Poésie poesia en vallée d'Aspe

Au commencement était le mot, le mot
Qui des bases solides de la lumière
A dérobé toutes les lettres du vide. Dylan Thomas

Dimitri Vazemsky est un poète, un plasticien, un écrivain, un éditeur. C’est surtout un garçon doux et attachant. Le projet qu’il nous a présenté a la légèreté d’un flocon et la douceur d’une plume. Il fallait cela au moins, pour séduire la MM.

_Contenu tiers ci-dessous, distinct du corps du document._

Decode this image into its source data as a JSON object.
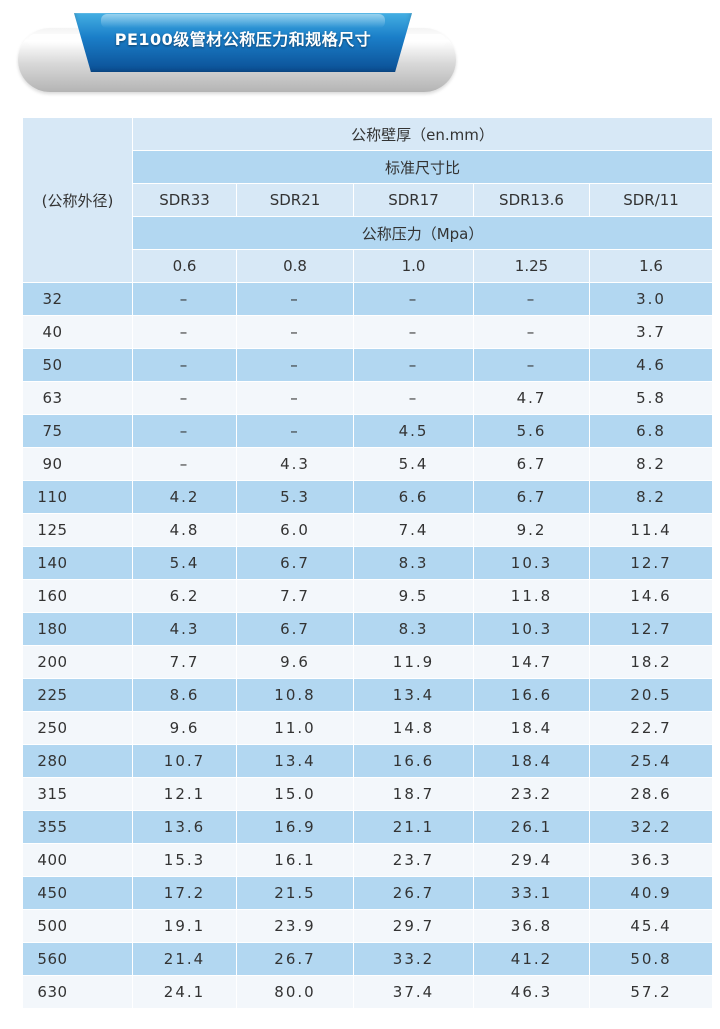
{
  "title": "PE100级管材公称压力和规格尺寸",
  "colors": {
    "accent_blue": "#1b7fc9",
    "row_blue": "#b2d7f1",
    "row_light": "#f3f7fb"
  },
  "header": {
    "od_label": "(公称外径)",
    "wall_label": "公称壁厚（en.mm）",
    "sdr_label": "标准尺寸比",
    "sdr_values": [
      "SDR33",
      "SDR21",
      "SDR17",
      "SDR13.6",
      "SDR/11"
    ],
    "pressure_label": "公称压力（Mpa）",
    "pressure_values": [
      "0.6",
      "0.8",
      "1.0",
      "1.25",
      "1.6"
    ]
  },
  "rows": [
    {
      "od": "32",
      "values": [
        "–",
        "–",
        "–",
        "–",
        "3.0"
      ]
    },
    {
      "od": "40",
      "values": [
        "–",
        "–",
        "–",
        "–",
        "3.7"
      ]
    },
    {
      "od": "50",
      "values": [
        "–",
        "–",
        "–",
        "–",
        "4.6"
      ]
    },
    {
      "od": "63",
      "values": [
        "–",
        "–",
        "–",
        "4.7",
        "5.8"
      ]
    },
    {
      "od": "75",
      "values": [
        "–",
        "–",
        "4.5",
        "5.6",
        "6.8"
      ]
    },
    {
      "od": "90",
      "values": [
        "–",
        "4.3",
        "5.4",
        "6.7",
        "8.2"
      ]
    },
    {
      "od": "110",
      "values": [
        "4.2",
        "5.3",
        "6.6",
        "6.7",
        "8.2"
      ]
    },
    {
      "od": "125",
      "values": [
        "4.8",
        "6.0",
        "7.4",
        "9.2",
        "11.4"
      ]
    },
    {
      "od": "140",
      "values": [
        "5.4",
        "6.7",
        "8.3",
        "10.3",
        "12.7"
      ]
    },
    {
      "od": "160",
      "values": [
        "6.2",
        "7.7",
        "9.5",
        "11.8",
        "14.6"
      ]
    },
    {
      "od": "180",
      "values": [
        "4.3",
        "6.7",
        "8.3",
        "10.3",
        "12.7"
      ]
    },
    {
      "od": "200",
      "values": [
        "7.7",
        "9.6",
        "11.9",
        "14.7",
        "18.2"
      ]
    },
    {
      "od": "225",
      "values": [
        "8.6",
        "10.8",
        "13.4",
        "16.6",
        "20.5"
      ]
    },
    {
      "od": "250",
      "values": [
        "9.6",
        "11.0",
        "14.8",
        "18.4",
        "22.7"
      ]
    },
    {
      "od": "280",
      "values": [
        "10.7",
        "13.4",
        "16.6",
        "18.4",
        "25.4"
      ]
    },
    {
      "od": "315",
      "values": [
        "12.1",
        "15.0",
        "18.7",
        "23.2",
        "28.6"
      ]
    },
    {
      "od": "355",
      "values": [
        "13.6",
        "16.9",
        "21.1",
        "26.1",
        "32.2"
      ]
    },
    {
      "od": "400",
      "values": [
        "15.3",
        "16.1",
        "23.7",
        "29.4",
        "36.3"
      ]
    },
    {
      "od": "450",
      "values": [
        "17.2",
        "21.5",
        "26.7",
        "33.1",
        "40.9"
      ]
    },
    {
      "od": "500",
      "values": [
        "19.1",
        "23.9",
        "29.7",
        "36.8",
        "45.4"
      ]
    },
    {
      "od": "560",
      "values": [
        "21.4",
        "26.7",
        "33.2",
        "41.2",
        "50.8"
      ]
    },
    {
      "od": "630",
      "values": [
        "24.1",
        "80.0",
        "37.4",
        "46.3",
        "57.2"
      ]
    }
  ]
}
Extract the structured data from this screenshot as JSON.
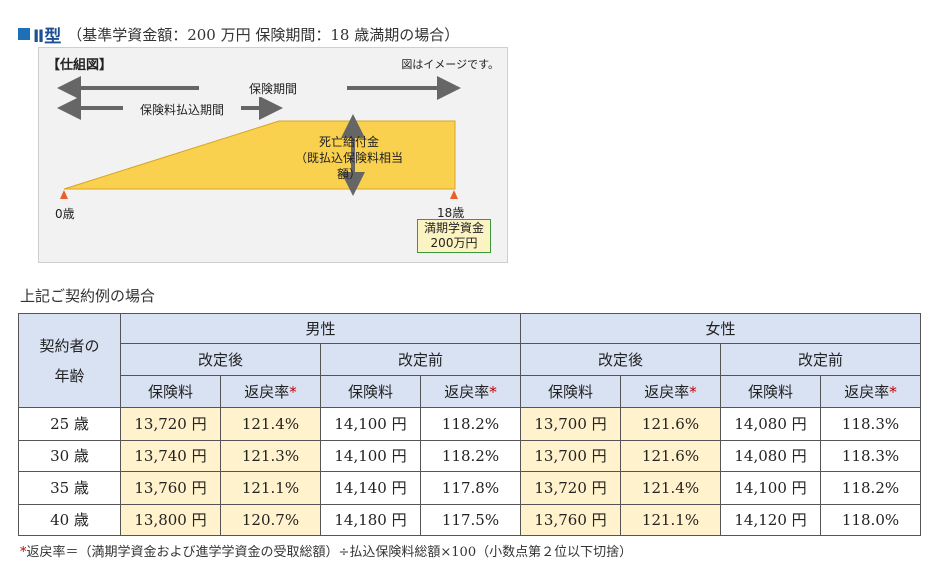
{
  "heading": {
    "type_label": "Ⅱ型",
    "description": "（基準学資金額：200 万円  保険期間：18 歳満期の場合）"
  },
  "diagram": {
    "title": "【仕組図】",
    "note": "図はイメージです。",
    "period_label": "保険期間",
    "payment_label": "保険料払込期間",
    "death_benefit_line1": "死亡給付金",
    "death_benefit_line2": "（既払込保険料相当額）",
    "start_age": "0歳",
    "end_age": "18歳",
    "maturity_line1": "満期学資金",
    "maturity_line2": "200万円",
    "colors": {
      "fill": "#f9d14f",
      "arrow": "#666666",
      "marker": "#e8612c",
      "box_border": "#3b9a3b"
    }
  },
  "caption": "上記ご契約例の場合",
  "table": {
    "age_header_line1": "契約者の",
    "age_header_line2": "年齢",
    "male": "男性",
    "female": "女性",
    "after_revision": "改定後",
    "before_revision": "改定前",
    "premium": "保険料",
    "return_rate": "返戻率",
    "asterisk": "*",
    "rows": [
      {
        "age": "25 歳",
        "m_after_prem": "13,720 円",
        "m_after_rate": "121.4%",
        "m_before_prem": "14,100 円",
        "m_before_rate": "118.2%",
        "f_after_prem": "13,700 円",
        "f_after_rate": "121.6%",
        "f_before_prem": "14,080 円",
        "f_before_rate": "118.3%"
      },
      {
        "age": "30 歳",
        "m_after_prem": "13,740 円",
        "m_after_rate": "121.3%",
        "m_before_prem": "14,100 円",
        "m_before_rate": "118.2%",
        "f_after_prem": "13,700 円",
        "f_after_rate": "121.6%",
        "f_before_prem": "14,080 円",
        "f_before_rate": "118.3%"
      },
      {
        "age": "35 歳",
        "m_after_prem": "13,760 円",
        "m_after_rate": "121.1%",
        "m_before_prem": "14,140 円",
        "m_before_rate": "117.8%",
        "f_after_prem": "13,720 円",
        "f_after_rate": "121.4%",
        "f_before_prem": "14,100 円",
        "f_before_rate": "118.2%"
      },
      {
        "age": "40 歳",
        "m_after_prem": "13,800 円",
        "m_after_rate": "120.7%",
        "m_before_prem": "14,180 円",
        "m_before_rate": "117.5%",
        "f_after_prem": "13,760 円",
        "f_after_rate": "121.1%",
        "f_before_prem": "14,120 円",
        "f_before_rate": "118.0%"
      }
    ],
    "colors": {
      "header": "#d9e2f3",
      "highlight": "#fff2cc",
      "asterisk": "#c00000"
    }
  },
  "footnote": {
    "asterisk": "*",
    "text": "返戻率＝（満期学資金および進学学資金の受取総額）÷払込保険料総額×100（小数点第２位以下切捨）"
  }
}
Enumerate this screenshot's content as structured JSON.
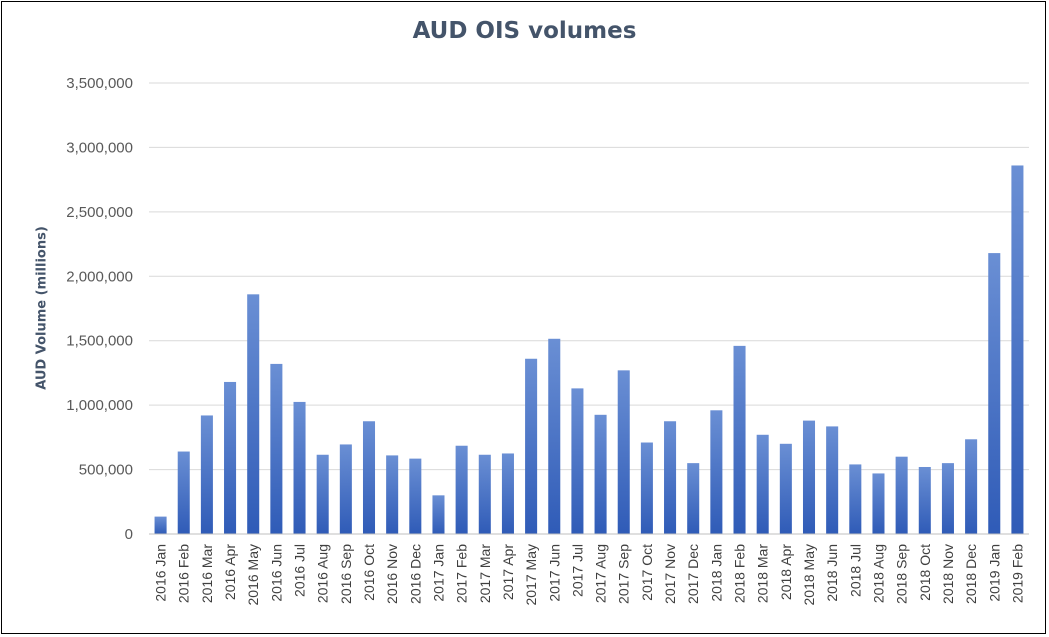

Au début fut le mot, ou plutôt une idée de Marie-Hélène Marsan qui a deviné à quel point la MM aimait les “barrés”, les dynamiteurs, l’anticonformisme et la subversion. Puis Didier Bourda, l’homme de “Poésie dans les chais” nous a tendu une perche fantastique, genre gros bambou tiré d’une forêt pour pandas géants. L’idée tenait dans une simple phrase: trouver 6 personnes pour porter des lettres en contreplaqué peintes en rouge et tenter de former le mot “poésie”…en montagne. Facile ! Une gravure de Dimitri nous propulsa donc en vallée d’Aspe pour trouver des paysages, de la vie, du non-sens et de la neige comme une page blanche sur laquelle son imaginaire pouvait s’exprimer. Il l’a fait le bougre! Ce mec est fort, plus fort que l’on croyait. Avec douceur, avec grâce, avec humilité, il nous a entrouvert les portes de son monde et a fait exploser le nôtre… et plus rien ne sera jamais comme avant ! C’est du joli.